I'm struggling with how to work around this as the items I'm dealing with really represent text in a document and sometimes I will have empty strings (which have meaning, but I could deal with those being null) or whitespace (spaces) which have meaning.
Just to make sure: is this with 2.12.1? (just asking since 2.12 contained many fixes over 2.11 and earlier versions).
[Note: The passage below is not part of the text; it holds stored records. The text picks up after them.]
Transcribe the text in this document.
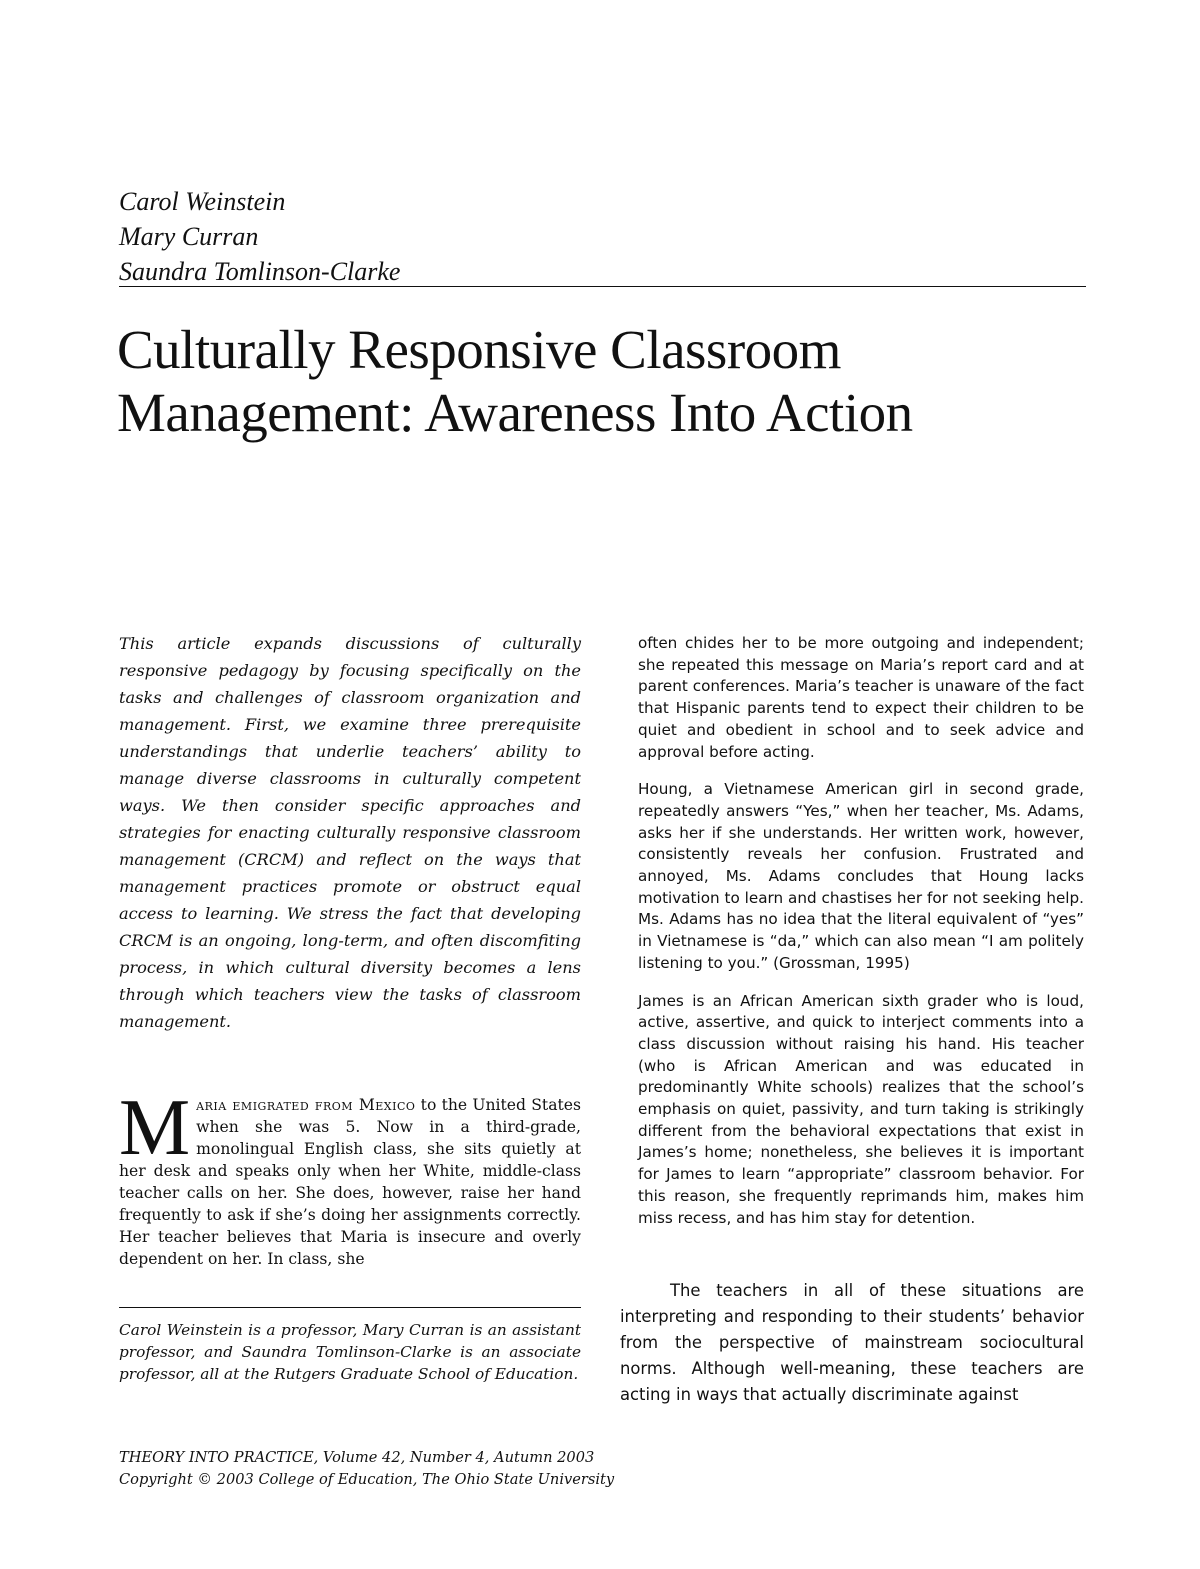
Carol Weinstein
Mary Curran
Saundra Tomlinson-Clarke
Culturally Responsive Classroom
Management: Awareness Into Action
This article expands discussions of culturally responsive pedagogy by focusing specifically on the tasks and challenges of classroom organization and management. First, we examine three prerequisite understandings that underlie teachers’ ability to manage diverse classrooms in culturally competent ways. We then consider specific approaches and strategies for enacting culturally responsive classroom management (CRCM) and reflect on the ways that management practices promote or obstruct equal access to learning. We stress the fact that developing CRCM is an ongoing, long-term, and often discomfiting process, in which cultural diversity becomes a lens through which teachers view the tasks of classroom management.
Maria emigrated from Mexico to the United States when she was 5. Now in a third-grade, monolingual English class, she sits quietly at her desk and speaks only when her White, middle-class teacher calls on her. She does, however, raise her hand frequently to ask if she’s doing her assignments correctly. Her teacher believes that Maria is insecure and overly dependent on her. In class, she
Carol Weinstein is a professor, Mary Curran is an assistant professor, and Saundra Tomlinson-Clarke is an associate professor, all at the Rutgers Graduate School of Education.

often chides her to be more outgoing and independent; she repeated this message on Maria’s report card and at parent conferences. Maria’s teacher is unaware of the fact that Hispanic parents tend to expect their children to be quiet and obedient in school and to seek advice and approval before acting.

Houng, a Vietnamese American girl in second grade, repeatedly answers “Yes,” when her teacher, Ms. Adams, asks her if she understands. Her written work, however, consistently reveals her confusion. Frustrated and annoyed, Ms. Adams concludes that Houng lacks motivation to learn and chastises her for not seeking help. Ms. Adams has no idea that the literal equivalent of “yes” in Vietnamese is “da,” which can also mean “I am politely listening to you.” (Grossman, 1995)

James is an African American sixth grader who is loud, active, assertive, and quick to interject comments into a class discussion without raising his hand. His teacher (who is African American and was educated in predominantly White schools) realizes that the school’s emphasis on quiet, passivity, and turn taking is strikingly different from the behavioral expectations that exist in James’s home; nonetheless, she believes it is important for James to learn “appropriate” classroom behavior. For this reason, she frequently reprimands him, makes him miss recess, and has him stay for detention.

The teachers in all of these situations are interpreting and responding to their students’ behavior from the perspective of mainstream sociocultural norms. Although well-meaning, these teachers are acting in ways that actually discriminate against
THEORY INTO PRACTICE, Volume 42, Number 4, Autumn 2003
Copyright © 2003 College of Education, The Ohio State University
White-space handling is rather tricky unfortunately, and it usually needs to be trimmed (to avoid indentation breaking data-oriented use cases). But I think the case of attribute and XmlText should be supportable at least. The other case is bit different and needs to be handled separately, as Collection entries are another challenging area. So I consider this issue to be wrt element-with-attribute and all-whitespace content.
Ah yes, sorry, I should have mentioned it’s 2.12.1.
I'll have to point out that although the specific case of white-space-only element content might be something that can be made to work, in general it is not possible to fully support mixed-content types. Since for most usage white-space segments between start/end elements are to be ignored (typically indentation for pretty-printing), they are usually to be ignored.
But with that, cases presented here sound reasonable, to expect there was no difference. I may split this into two issues if it looks like handling between attribute-and-ws vs list of strings differs.
I can reproduce this; added failing tests for 2 cases mentioned.